Ukraine-Kriegsspiel aus München: „Bleibt meine Entscheidung, ob ich trotzdem kille“
Es geht aber laut Lesser nicht nur ums Töten: Spieler dürfen in „Death from Above“ selbst entscheiden: „Der Spieler hat auch die Möglichkeit, die russischen Soldaten aufzufordern, sich zu ergeben. Das ist in Videospielen extrem selten. Dann bleibt es meine Entscheidung, ob ich sie trotzdem kille.“ Der Entwickler bezeichnet die Simulation als Propaganda-Spiel, „mit dem wir eine ganz klare Haltung einnehmen“.

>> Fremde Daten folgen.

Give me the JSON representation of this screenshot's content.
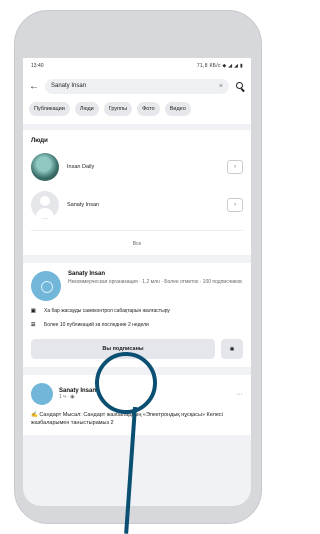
{
  "status_bar": {
    "time": "13:40",
    "icons": "71,8 КБ/с ◆ ◢ ◢ ▮"
  },
  "search": {
    "value": "Sanaty Insan",
    "clear_icon": "close-icon",
    "search_icon": "search-icon",
    "back_icon": "arrow-left-icon"
  },
  "tabs": [
    "Публикации",
    "Люди",
    "Группы",
    "Фото",
    "Видео"
  ],
  "people": {
    "title": "Люди",
    "items": [
      {
        "name": "Insan Daily"
      },
      {
        "name": "Sanaty Insan"
      }
    ],
    "see_all": "Все"
  },
  "page": {
    "name": "Sanaty Insan",
    "meta": "Некоммерческая организация · 1,2 млн · Более отметок · 100 подписчиков",
    "info1": "Ха бар жасауды самоконтрол сабақтарын жалғастыру",
    "info2": "Более 10 публикаций за последние 2 недели",
    "subscribe": "Вы подписаны",
    "more_icon": "more-icon"
  },
  "post": {
    "author": "Sanaty Insan",
    "time": "1 ч · ◉",
    "text": "✍️ Сандарт Мысал: Сандарт жазбалардың «Электрондық нұсқасы» Келесі жазбаларымен таныстырамыз 2"
  },
  "annotation": {
    "color": "#0b4f73"
  }
}
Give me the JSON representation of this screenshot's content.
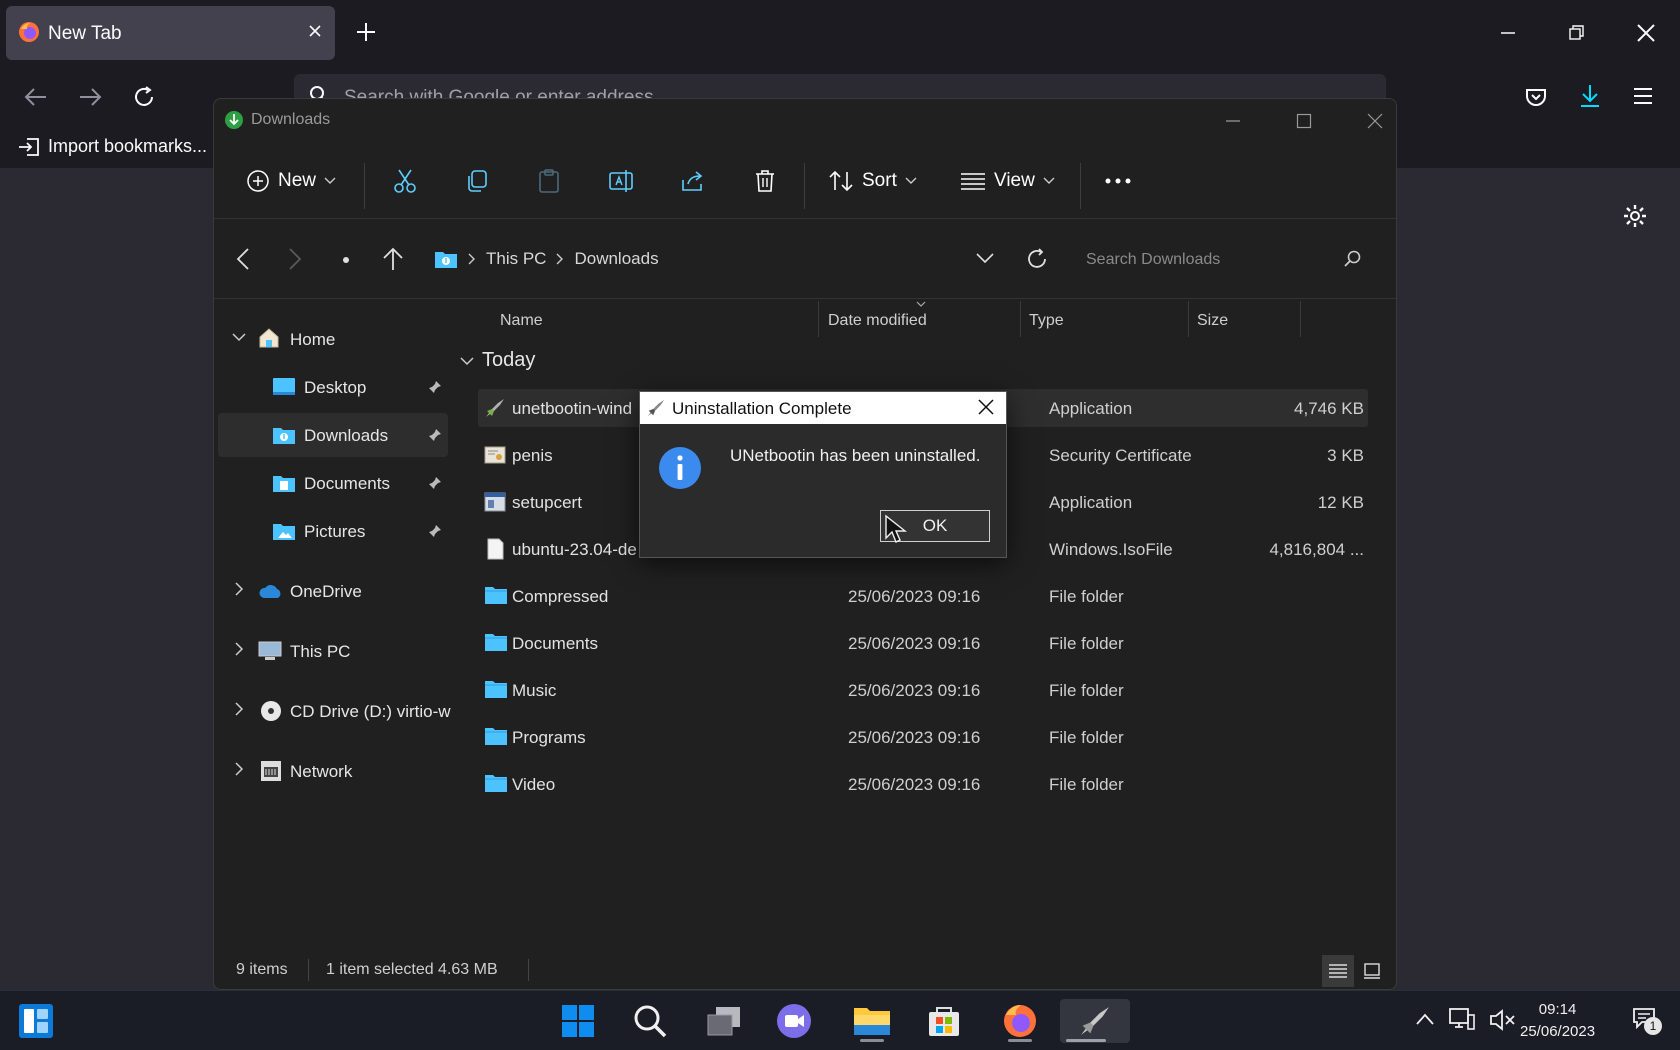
{
  "browser": {
    "tab_title": "New Tab",
    "url_placeholder": "Search with Google or enter address",
    "bookmark_import": "Import bookmarks..."
  },
  "explorer": {
    "window_title": "Downloads",
    "toolbar": {
      "new_label": "New",
      "sort_label": "Sort",
      "view_label": "View"
    },
    "breadcrumb": [
      "This PC",
      "Downloads"
    ],
    "search_placeholder": "Search Downloads",
    "nav": {
      "home": "Home",
      "desktop": "Desktop",
      "downloads": "Downloads",
      "documents": "Documents",
      "pictures": "Pictures",
      "onedrive": "OneDrive",
      "thispc": "This PC",
      "cddrive": "CD Drive (D:) virtio-w",
      "network": "Network"
    },
    "columns": {
      "name": "Name",
      "date": "Date modified",
      "type": "Type",
      "size": "Size"
    },
    "group_today": "Today",
    "files": [
      {
        "name": "unetbootin-wind",
        "date": "",
        "type": "Application",
        "size": "4,746 KB"
      },
      {
        "name": "penis",
        "date": "",
        "type": "Security Certificate",
        "size": "3 KB"
      },
      {
        "name": "setupcert",
        "date": "",
        "type": "Application",
        "size": "12 KB"
      },
      {
        "name": "ubuntu-23.04-de",
        "date": "",
        "type": "Windows.IsoFile",
        "size": "4,816,804 ..."
      },
      {
        "name": "Compressed",
        "date": "25/06/2023 09:16",
        "type": "File folder",
        "size": ""
      },
      {
        "name": "Documents",
        "date": "25/06/2023 09:16",
        "type": "File folder",
        "size": ""
      },
      {
        "name": "Music",
        "date": "25/06/2023 09:16",
        "type": "File folder",
        "size": ""
      },
      {
        "name": "Programs",
        "date": "25/06/2023 09:16",
        "type": "File folder",
        "size": ""
      },
      {
        "name": "Video",
        "date": "25/06/2023 09:16",
        "type": "File folder",
        "size": ""
      }
    ],
    "status": {
      "items": "9 items",
      "selection": "1 item selected  4.63 MB"
    }
  },
  "dialog": {
    "title": "Uninstallation Complete",
    "message": "UNetbootin has been uninstalled.",
    "ok_label": "OK"
  },
  "taskbar": {
    "time": "09:14",
    "date": "25/06/2023",
    "notifications": "1"
  },
  "colors": {
    "folder": "#4cc2ff",
    "info": "#3b8bef",
    "accent_download": "#00ddff"
  }
}
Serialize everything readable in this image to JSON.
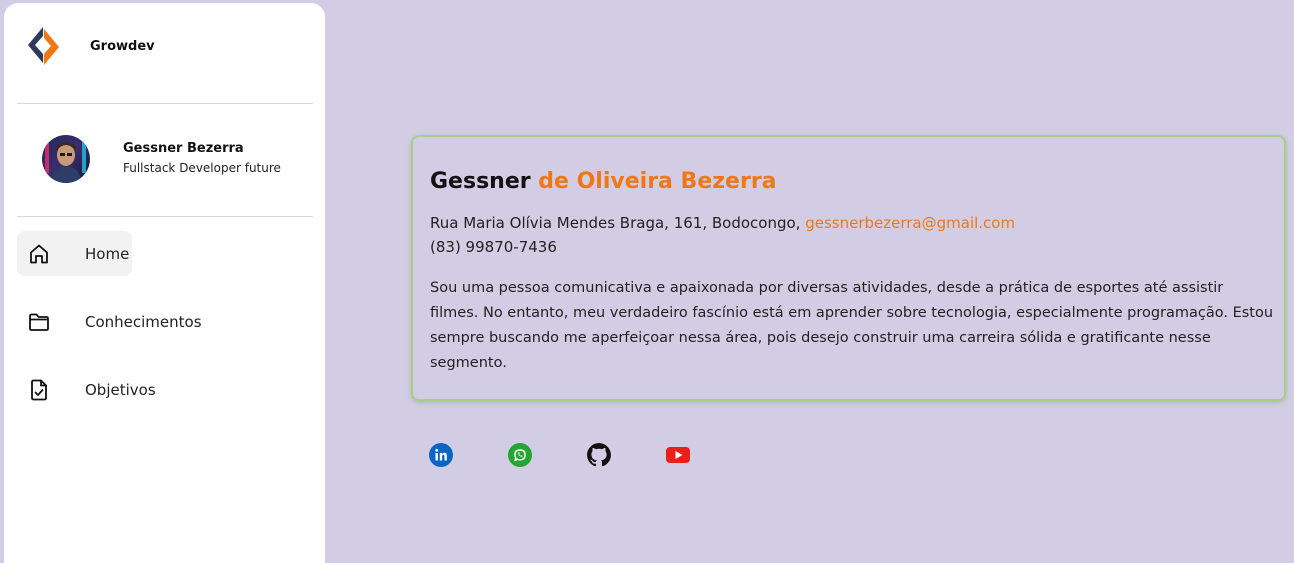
{
  "brand": {
    "name": "Growdev",
    "logo_icon": "growdev-logo-icon"
  },
  "profile": {
    "name": "Gessner Bezerra",
    "role": "Fullstack Developer future",
    "avatar_icon": "avatar-photo"
  },
  "nav": [
    {
      "label": "Home",
      "icon": "home-icon",
      "active": true
    },
    {
      "label": "Conhecimentos",
      "icon": "folder-icon",
      "active": false
    },
    {
      "label": "Objetivos",
      "icon": "file-check-icon",
      "active": false
    }
  ],
  "card": {
    "first_name": "Gessner",
    "last_name": "de Oliveira Bezerra",
    "address": "Rua Maria Olívia Mendes Braga, 161, Bodocongo,",
    "email": "gessnerbezerra@gmail.com",
    "phone": "(83) 99870-7436",
    "bio": "Sou uma pessoa comunicativa e apaixonada por diversas atividades, desde a prática de esportes até assistir filmes. No entanto, meu verdadeiro fascínio está em aprender sobre tecnologia, especialmente programação. Estou sempre buscando me aperfeiçoar nessa área, pois desejo construir uma carreira sólida e gratificante nesse segmento."
  },
  "socials": [
    {
      "icon": "linkedin-icon",
      "color": "#0a66c2"
    },
    {
      "icon": "whatsapp-icon",
      "color": "#25a532"
    },
    {
      "icon": "github-icon",
      "color": "#111111"
    },
    {
      "icon": "youtube-icon",
      "color": "#e62117"
    }
  ],
  "colors": {
    "background": "#d2cde4",
    "accent": "#f07814",
    "card_border": "#a8cf8a",
    "sidebar": "#ffffff"
  }
}
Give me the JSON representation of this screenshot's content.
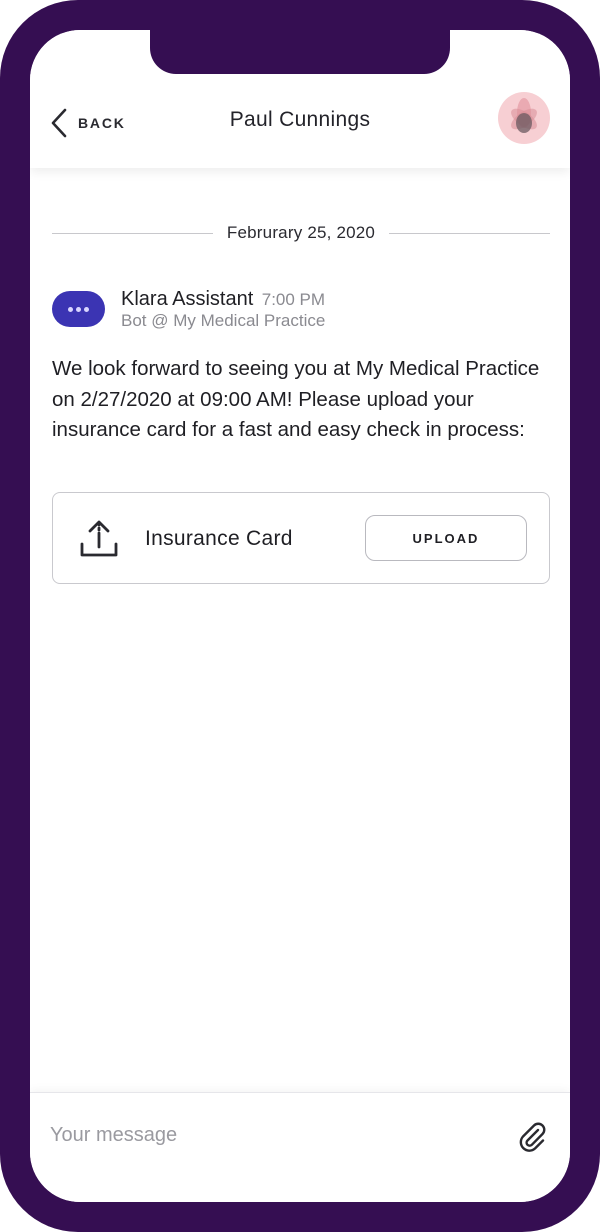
{
  "header": {
    "back_label": "BACK",
    "title": "Paul Cunnings"
  },
  "thread": {
    "date_divider": "Februrary 25, 2020",
    "message": {
      "sender": "Klara Assistant",
      "time": "7:00 PM",
      "subtitle": "Bot @ My Medical Practice",
      "body": "We look forward to seeing you at My Medical Practice on 2/27/2020 at 09:00 AM! Please upload your insurance card for a fast and easy check in process:"
    },
    "attachment_card": {
      "label": "Insurance Card",
      "button_label": "UPLOAD",
      "icon": "upload-icon"
    }
  },
  "composer": {
    "placeholder": "Your message",
    "attach_icon": "paperclip-icon"
  },
  "colors": {
    "device_frame": "#350e52",
    "bot_badge": "#3b34b3",
    "avatar_bg": "#f7cfd3"
  }
}
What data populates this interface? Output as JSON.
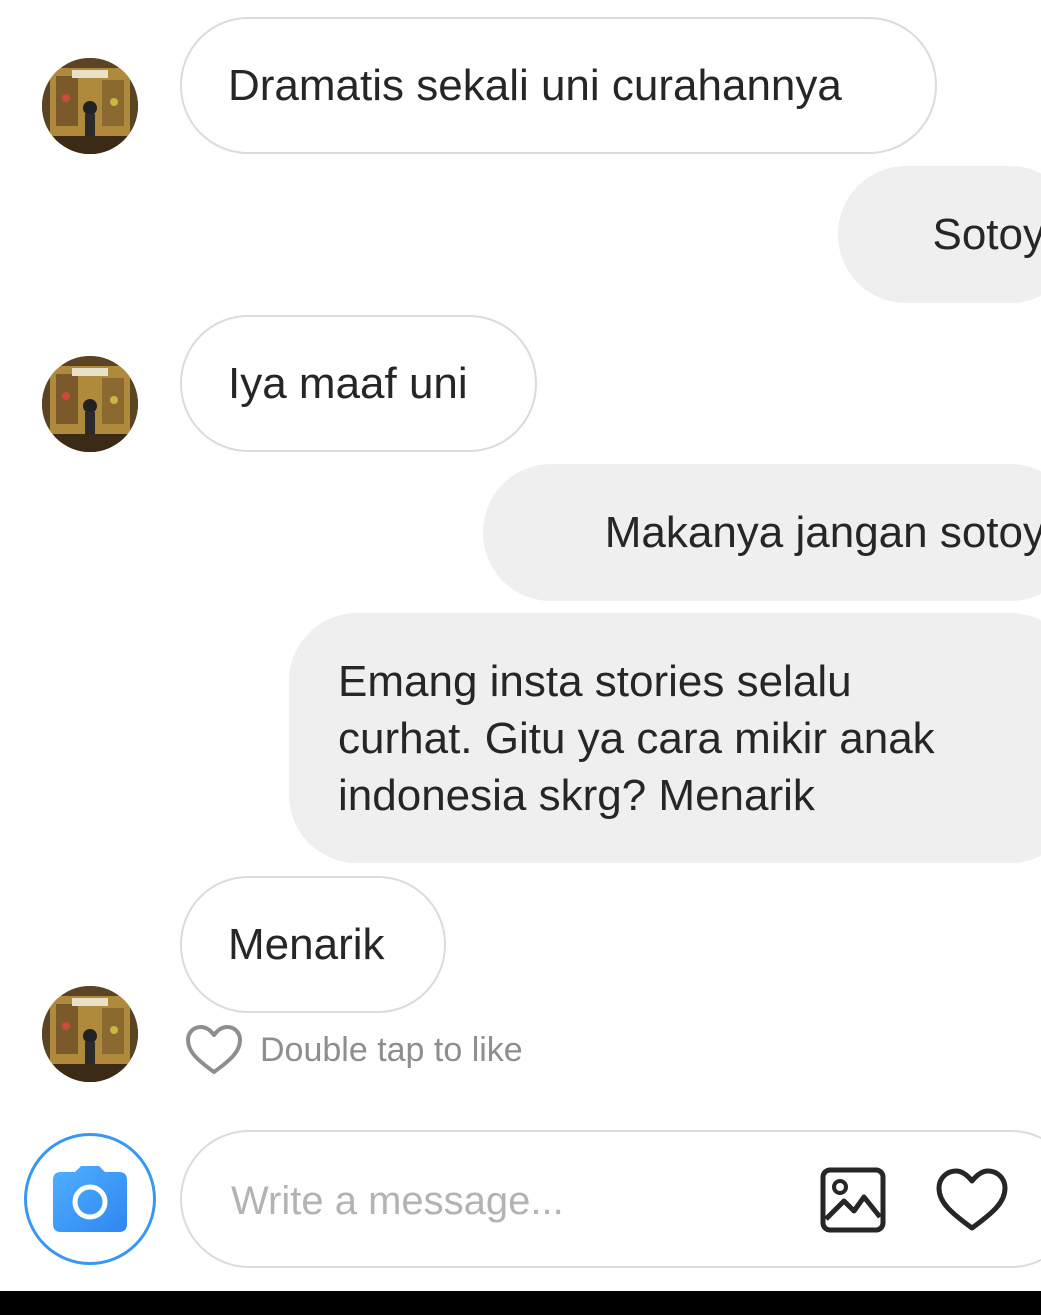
{
  "messages": [
    {
      "sender": "them",
      "text": "Dramatis sekali uni curahannya"
    },
    {
      "sender": "me",
      "text": "Sotoy"
    },
    {
      "sender": "them",
      "text": "Iya maaf uni"
    },
    {
      "sender": "me",
      "text": "Makanya jangan sotoy"
    },
    {
      "sender": "me",
      "lines": [
        "Emang insta stories selalu",
        "curhat. Gitu ya cara mikir anak",
        "indonesia skrg? Menarik"
      ]
    },
    {
      "sender": "them",
      "text": "Menarik"
    }
  ],
  "like_hint": "Double tap to like",
  "composer": {
    "placeholder": "Write a message...",
    "icons": [
      "camera-icon",
      "image-icon",
      "heart-icon"
    ]
  },
  "colors": {
    "accent": "#3897f0",
    "incoming_border": "#dbdbdb",
    "outgoing_bg": "#efefef",
    "text": "#262626",
    "muted": "#8e8e8e"
  }
}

Münchner Computerspiel mit eigenem Humor: Putin mit Hitler-Bart und Laseraugen
Und Humor gibt es auch: In der 3D-Welt begegnen Spieler unter anderem einem Poster von Russlands Präsident Wladimir Putin samt dem Slogan „Wanted by the Criminal Justice Court“ (Zu Deutsch: „Vom Strafgerichtshof gesucht“). Sobald man mit ihm in Interaktion tritt, bekommt der animierte Putin Laseraugen und einen Hitler-Bart. Lesser: „Ich finde das lustig, viele andere sicher nicht.“
Expertin kann Spiele-Ansatz etwas abgewinnen: „Zumindest in diesem Kontext können wir einschreiten“
Ein humoristischer Ansatz verwehre sich ein Stück weit dem Gefühl des Ausgeliefertseins, ordnet Psychologin Jessica Kathmann ein. „Einige Menschen erleben einen solchen Ansatz als inneren Befreiungsschlag, der zumindest für einen kurzen Moment die Schärfe aus den bedrohlichen realen Umständen nimmt.“ Ferner könne das Projekt sowohl für die Entwickler als auch für die Spieler das eigene Gefühl von Ohnmacht reduzieren. „Zumindest in diesem nicht-realen Kontext können wir einschreiten.“ Sie sagt aber auch: „Andere Menschen erleben dieselbe Inszenierung als geschmacklos oder als Verballhornung eines allzu realen Schreckens.“
Das Töten von Menschen sollte nicht zu einer unterhaltsamen Sache werden.
Zu zweiter Kategorie gehören die Mitglieder der Münchner Stadtratsfraktion von Grünen und Rosa Liste. „Wir haben in unserer Fraktion niemanden gefunden, der es für eine gute Idee hält, aus einem realen Kriegsgeschehen ein lustiges Spiel zu machen. Auch wenn man Opfer eines kriegerischen Angriffs geworden ist, bleibt das Töten von Menschen eine sehr ernste Sache. Sie sollte nicht zu einer unterhaltsamen werden“, schreibt die Fraktion es auf Anfrage unserer Redaktion.
Die Betroffenen sitzen auch nicht den ganzen Tag Zuhause und weinen. Die müssen ihr Leben irgendwie weiterleben.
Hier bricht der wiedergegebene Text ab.